Poverty and Wealth Still Matter in Counterterrorism Policy Just because there is no direct line to draw between poverty and terrorism doesn't mean that we can simply throw out poverty, development and globalization issues as irrelevant to counterterrorism policy. Material environment matters; so does how that environment is perceived by would be terrorists.
There are some analysts who would like to eliminate these considerations altogether as terrorism factors. They see extremist ideologies, psychology and various cultural factors as the primary, or sole, cause of terrorism. Ideology and psychology are important. But thinking of these factors as completely independent from the world that produces them is neither honest nor productive. Thinking in terms of ideology alone makes it too easy to simply say that terrorists exist in the grip of the irrationalthat they are driven by religious or cultural beliefs that are wholly beyond human comprehension. Terrorists are not driven entirely by idiosyncratic ideology, any more than they are entirely by economics.
Is there a profile, however, that would admit the complexity of both ideology and environment to explain terrorists? Kreuger and Mileckova take a step toward a nuanced portrait of terrorism's causes with their hypothesis that:
In most cases terrorism is less like property crime [which is correlated to poverty] and more like a violent form of political engagement. More-educated people from privileged backgrounds are more likely to participate in politics, probably in part because political involvement requires some minimum level of interest, expertise, commitment to issues, and effort, all of which are more likely if people are educated enough and prosperous enough to concern themselves with more than economic subsistence.
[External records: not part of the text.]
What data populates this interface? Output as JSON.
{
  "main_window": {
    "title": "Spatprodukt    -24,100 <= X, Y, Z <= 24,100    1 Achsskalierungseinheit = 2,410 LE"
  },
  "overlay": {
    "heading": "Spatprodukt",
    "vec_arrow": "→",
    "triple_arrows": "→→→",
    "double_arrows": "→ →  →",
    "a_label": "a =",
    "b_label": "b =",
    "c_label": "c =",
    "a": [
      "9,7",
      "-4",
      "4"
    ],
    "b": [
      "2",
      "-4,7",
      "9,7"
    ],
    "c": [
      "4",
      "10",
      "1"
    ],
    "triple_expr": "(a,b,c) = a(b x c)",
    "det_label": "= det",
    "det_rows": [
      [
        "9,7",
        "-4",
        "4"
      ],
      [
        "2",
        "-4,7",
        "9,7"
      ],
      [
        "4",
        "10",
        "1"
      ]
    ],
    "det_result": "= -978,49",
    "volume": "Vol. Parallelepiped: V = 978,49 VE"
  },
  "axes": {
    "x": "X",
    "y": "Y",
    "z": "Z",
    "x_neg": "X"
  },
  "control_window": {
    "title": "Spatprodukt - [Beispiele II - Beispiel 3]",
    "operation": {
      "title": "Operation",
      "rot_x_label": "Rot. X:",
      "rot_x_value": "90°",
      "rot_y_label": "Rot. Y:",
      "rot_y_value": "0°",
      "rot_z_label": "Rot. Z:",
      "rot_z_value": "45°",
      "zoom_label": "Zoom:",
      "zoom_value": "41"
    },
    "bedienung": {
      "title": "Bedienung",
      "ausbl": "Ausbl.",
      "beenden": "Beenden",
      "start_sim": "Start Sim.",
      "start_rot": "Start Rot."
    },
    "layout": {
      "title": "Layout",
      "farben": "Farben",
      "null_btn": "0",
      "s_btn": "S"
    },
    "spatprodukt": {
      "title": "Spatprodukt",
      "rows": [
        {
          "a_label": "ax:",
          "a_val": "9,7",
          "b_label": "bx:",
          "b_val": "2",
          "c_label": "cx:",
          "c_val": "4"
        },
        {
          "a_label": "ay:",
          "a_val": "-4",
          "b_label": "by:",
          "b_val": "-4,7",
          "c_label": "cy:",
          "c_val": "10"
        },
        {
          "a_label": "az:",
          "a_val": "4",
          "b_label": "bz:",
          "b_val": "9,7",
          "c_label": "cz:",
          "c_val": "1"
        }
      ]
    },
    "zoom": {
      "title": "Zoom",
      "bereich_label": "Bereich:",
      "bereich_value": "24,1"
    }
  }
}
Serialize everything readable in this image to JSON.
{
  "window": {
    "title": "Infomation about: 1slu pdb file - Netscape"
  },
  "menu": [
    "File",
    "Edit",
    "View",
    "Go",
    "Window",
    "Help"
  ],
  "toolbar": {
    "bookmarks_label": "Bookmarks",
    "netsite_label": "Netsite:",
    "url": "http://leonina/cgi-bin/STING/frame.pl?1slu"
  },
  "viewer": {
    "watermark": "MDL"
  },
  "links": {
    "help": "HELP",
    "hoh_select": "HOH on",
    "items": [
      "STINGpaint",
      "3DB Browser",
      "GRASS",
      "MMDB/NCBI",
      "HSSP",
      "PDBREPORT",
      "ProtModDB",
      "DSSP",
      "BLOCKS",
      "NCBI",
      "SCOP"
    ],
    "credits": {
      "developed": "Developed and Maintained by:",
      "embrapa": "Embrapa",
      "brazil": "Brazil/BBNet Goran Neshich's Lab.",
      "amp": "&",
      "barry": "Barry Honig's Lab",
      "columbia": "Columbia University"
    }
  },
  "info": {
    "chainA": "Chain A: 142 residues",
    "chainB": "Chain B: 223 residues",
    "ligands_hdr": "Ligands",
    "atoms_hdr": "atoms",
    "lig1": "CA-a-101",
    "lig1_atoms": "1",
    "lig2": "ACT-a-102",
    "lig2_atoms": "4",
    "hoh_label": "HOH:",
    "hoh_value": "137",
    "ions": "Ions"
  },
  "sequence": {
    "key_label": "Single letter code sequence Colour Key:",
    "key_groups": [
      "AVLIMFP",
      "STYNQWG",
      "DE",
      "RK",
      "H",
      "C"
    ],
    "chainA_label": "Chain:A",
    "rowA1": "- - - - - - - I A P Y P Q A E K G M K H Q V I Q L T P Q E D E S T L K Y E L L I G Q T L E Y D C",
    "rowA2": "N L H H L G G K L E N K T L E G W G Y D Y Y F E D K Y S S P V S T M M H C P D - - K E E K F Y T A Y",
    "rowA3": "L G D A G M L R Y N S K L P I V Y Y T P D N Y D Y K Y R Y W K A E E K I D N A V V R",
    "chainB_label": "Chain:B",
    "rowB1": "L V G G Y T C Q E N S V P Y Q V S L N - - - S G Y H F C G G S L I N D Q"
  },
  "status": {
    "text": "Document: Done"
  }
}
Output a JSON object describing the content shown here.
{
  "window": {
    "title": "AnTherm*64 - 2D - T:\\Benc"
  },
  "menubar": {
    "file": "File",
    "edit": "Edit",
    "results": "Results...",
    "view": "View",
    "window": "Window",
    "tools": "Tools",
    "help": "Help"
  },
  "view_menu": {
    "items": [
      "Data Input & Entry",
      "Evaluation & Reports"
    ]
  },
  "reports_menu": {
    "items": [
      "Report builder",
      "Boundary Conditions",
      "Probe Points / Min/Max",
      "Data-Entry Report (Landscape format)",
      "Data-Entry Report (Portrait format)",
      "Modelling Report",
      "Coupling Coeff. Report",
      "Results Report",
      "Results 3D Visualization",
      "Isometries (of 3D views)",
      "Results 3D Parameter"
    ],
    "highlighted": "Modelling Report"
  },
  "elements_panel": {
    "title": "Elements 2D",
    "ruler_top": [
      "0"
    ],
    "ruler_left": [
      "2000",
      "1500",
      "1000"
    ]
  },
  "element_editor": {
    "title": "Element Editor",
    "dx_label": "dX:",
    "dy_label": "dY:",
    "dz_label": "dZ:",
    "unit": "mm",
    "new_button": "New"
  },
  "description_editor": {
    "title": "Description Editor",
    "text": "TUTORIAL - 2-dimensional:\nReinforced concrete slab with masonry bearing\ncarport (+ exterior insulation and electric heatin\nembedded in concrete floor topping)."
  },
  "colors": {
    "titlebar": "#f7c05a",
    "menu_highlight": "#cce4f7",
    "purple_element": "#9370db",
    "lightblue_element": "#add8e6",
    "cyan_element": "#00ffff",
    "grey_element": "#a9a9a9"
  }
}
A sense of deprivation helps fuel terrorism Terrorism may be considered a politics of extreme frustration, which is the feeling that one wants to change a situation, but has no power to do so. Frustration is a useful concept because it resonates both with individuals' feelings about their own circumstances and opportunities, and on a socio-political plane. Frustration may be a response to material deprivation, but it may also be an answer to the long term deprivation of a group or society from what it perceives to be rightfully its own.
Terrorists may be powerfully motivated by existential frustration, the feeling of being unrecognized. For terrorist groups, the achievement of recognition is often their raison d'etre. National liberation movements, such as the Irish Republican Army or the National Liberation Front, a group that used terrorist tactics on behalf of Algerian independence from France in the mid-1950s, seek international recognition of the existence of a people.
Individuals who join terrorist or paramilitary organizations may not have empty bank accounts, but they are likely to perceive the political and societal status quo as unfulfilling. Terrorist tactics are posed as a reasonable, and necessary, response to an situation that is perceived to be unreasonable. Or even a history that is perceived as unreasonable: Al Qaeda leader Osama bin Laden repeatedly remarks on the historical injustice done to Muslims in his speeches.
The question to answer is not whether or not there has been that injustice there will be as many answers to that question as there are people. The question is, how are multiple viewpoints going to co-exist in a terror free world? A first step is to take a longer view of history, as well as the short span of each potential suicide bomber's life, in order to understand how individuals who aren't poor, in material terms, may so powerfully feel impoverished.